Elizabeth Muir-Lewis

(Hull Literary and Philosophical Society is registered as a Charity -  No. 507226)

 

Benjamin Britten, Peter Grimes and the exciting post war music scene

Elizabeth Muir-Lewis

Elizabeth is a professional singer who has performed all over the world in concert and opera.  She joined the Glyndebourne Festival Opera Company after leaving college, singing in the prestigious chorus, small roles, and covering major understudies, (e.g. she was in the vanguard of what would later be the Glyndebourne Touring Company).
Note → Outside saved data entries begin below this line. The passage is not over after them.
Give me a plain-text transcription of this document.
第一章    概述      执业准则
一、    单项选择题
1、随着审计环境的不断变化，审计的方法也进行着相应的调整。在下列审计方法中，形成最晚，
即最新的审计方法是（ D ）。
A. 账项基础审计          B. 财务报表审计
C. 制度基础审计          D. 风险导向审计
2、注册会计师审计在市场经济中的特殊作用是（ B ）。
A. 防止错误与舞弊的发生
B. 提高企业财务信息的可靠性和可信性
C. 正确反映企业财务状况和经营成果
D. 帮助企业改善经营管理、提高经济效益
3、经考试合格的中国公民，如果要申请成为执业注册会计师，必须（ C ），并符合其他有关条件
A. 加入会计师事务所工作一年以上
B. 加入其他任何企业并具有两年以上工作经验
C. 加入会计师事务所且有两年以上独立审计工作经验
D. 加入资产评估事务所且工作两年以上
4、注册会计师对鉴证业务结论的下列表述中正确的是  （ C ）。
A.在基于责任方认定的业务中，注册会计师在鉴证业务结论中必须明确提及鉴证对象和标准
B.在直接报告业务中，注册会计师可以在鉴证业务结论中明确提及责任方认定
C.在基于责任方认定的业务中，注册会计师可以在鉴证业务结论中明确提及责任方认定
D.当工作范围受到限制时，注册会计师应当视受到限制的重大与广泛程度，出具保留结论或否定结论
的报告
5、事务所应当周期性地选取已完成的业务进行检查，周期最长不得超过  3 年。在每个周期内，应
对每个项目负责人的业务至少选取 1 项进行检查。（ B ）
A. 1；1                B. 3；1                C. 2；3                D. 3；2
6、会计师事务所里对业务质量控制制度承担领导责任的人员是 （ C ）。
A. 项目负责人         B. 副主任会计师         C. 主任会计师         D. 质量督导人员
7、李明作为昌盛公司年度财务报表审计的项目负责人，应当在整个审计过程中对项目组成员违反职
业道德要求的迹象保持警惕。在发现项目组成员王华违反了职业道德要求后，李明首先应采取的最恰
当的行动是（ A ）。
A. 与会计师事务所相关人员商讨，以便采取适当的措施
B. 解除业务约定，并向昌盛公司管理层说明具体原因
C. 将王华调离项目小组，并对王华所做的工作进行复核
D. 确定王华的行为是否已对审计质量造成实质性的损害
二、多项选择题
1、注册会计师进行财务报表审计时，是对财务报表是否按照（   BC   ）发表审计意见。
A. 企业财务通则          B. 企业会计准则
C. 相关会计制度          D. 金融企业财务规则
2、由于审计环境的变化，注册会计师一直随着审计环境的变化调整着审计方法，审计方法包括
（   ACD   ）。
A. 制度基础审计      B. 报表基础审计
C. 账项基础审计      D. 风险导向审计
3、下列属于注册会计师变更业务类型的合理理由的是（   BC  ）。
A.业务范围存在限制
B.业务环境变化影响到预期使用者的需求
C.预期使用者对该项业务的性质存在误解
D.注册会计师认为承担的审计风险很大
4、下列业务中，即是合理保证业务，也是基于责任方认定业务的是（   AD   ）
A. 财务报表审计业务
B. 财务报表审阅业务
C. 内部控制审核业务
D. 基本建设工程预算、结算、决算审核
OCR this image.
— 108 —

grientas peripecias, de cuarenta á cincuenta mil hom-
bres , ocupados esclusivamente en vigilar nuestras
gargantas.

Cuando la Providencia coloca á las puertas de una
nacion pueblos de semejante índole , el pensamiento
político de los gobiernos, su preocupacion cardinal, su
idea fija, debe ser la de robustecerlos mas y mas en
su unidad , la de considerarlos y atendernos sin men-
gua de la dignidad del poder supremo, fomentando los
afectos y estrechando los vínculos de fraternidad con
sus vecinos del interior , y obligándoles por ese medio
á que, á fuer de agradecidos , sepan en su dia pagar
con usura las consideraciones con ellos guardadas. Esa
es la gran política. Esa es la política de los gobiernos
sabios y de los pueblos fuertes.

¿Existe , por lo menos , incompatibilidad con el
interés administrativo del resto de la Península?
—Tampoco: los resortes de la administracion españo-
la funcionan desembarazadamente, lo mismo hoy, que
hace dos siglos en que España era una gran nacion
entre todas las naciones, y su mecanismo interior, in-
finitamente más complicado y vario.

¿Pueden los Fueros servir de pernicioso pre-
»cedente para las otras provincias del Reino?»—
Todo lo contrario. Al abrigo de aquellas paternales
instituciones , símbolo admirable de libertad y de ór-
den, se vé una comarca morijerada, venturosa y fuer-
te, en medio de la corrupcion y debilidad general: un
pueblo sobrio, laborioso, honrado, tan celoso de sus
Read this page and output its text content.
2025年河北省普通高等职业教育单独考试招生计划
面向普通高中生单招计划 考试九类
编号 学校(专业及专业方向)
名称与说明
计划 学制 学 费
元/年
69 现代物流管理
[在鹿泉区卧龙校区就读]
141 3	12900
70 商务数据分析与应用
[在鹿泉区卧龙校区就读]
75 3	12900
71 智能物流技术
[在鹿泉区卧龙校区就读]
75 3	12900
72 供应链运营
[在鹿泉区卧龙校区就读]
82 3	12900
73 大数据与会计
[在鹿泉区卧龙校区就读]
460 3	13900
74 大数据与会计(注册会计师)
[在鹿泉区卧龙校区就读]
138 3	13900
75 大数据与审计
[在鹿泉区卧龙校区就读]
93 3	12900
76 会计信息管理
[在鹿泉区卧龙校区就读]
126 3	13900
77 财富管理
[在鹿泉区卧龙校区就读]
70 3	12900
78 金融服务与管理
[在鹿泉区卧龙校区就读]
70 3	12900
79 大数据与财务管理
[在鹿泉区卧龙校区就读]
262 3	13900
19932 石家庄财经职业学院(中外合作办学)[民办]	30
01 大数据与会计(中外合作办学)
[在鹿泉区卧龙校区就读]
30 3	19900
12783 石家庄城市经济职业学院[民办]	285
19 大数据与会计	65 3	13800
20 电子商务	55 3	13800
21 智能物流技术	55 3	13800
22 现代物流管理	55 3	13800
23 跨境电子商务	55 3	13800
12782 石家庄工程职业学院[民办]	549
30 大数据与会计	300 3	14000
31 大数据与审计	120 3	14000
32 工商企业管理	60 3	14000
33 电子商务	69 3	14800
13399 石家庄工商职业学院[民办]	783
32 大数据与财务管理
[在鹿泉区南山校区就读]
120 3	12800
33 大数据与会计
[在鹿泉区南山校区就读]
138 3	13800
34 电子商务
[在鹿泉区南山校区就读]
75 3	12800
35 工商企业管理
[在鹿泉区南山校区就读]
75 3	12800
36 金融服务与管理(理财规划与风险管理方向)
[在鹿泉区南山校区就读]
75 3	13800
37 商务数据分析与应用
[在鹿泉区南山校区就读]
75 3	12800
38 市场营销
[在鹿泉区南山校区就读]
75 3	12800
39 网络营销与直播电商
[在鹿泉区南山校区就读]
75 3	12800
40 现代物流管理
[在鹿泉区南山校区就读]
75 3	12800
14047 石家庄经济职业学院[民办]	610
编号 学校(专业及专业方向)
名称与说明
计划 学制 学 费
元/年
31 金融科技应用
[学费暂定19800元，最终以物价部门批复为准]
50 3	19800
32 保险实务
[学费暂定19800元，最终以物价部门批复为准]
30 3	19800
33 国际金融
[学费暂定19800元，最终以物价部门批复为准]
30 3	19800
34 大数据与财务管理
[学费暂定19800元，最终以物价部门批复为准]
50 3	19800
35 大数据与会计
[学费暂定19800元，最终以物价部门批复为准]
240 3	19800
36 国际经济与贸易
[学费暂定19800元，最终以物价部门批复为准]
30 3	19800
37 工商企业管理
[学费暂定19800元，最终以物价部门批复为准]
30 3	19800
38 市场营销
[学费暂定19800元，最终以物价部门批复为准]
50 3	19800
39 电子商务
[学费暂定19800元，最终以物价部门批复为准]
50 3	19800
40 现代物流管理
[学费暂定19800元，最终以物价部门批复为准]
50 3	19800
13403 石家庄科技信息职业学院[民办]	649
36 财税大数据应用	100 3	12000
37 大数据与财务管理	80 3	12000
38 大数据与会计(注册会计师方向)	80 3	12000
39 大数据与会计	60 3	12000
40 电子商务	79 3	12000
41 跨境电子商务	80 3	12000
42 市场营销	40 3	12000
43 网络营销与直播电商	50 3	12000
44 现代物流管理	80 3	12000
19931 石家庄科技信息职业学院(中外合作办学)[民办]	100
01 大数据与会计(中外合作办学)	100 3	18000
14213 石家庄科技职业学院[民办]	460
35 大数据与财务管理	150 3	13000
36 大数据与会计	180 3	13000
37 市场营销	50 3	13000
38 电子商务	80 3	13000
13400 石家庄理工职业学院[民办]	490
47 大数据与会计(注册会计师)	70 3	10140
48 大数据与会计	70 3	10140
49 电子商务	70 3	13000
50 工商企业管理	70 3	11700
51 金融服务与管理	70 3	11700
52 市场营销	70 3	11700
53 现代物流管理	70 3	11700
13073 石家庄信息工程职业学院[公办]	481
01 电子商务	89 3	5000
In a long career Elizabeth sang in many major festivals in Europe, and in America appeared with the Chicago Symphony, the Washington Symphony and the Boston Opera Company. She returned to England in 1972 and over the next twenty years taught singing, building a large studio of professional and amateur students, and lectured at Sussex University on the history of opera.

In 1983 she formed an international series of concerts in Eastbourne (The Eastbourne Camarata) bringing artists of international repute to the town (Bryn Terfel, Willard White, Emma Johnston, Emma Kirkby, Jack Brymer, Anthony Hopkins, Prunella Scales,  Phillip Langridge, Sir Thomas Allen, The Delme String Quartet with Richard Baker among many others).

As far as more detail about her talk, it is very much Elizabeth’s own personal contact with most of the great composers who were still around when she came on the scene, with very personal stories, anecdotes and experiences, plus a short history of British music.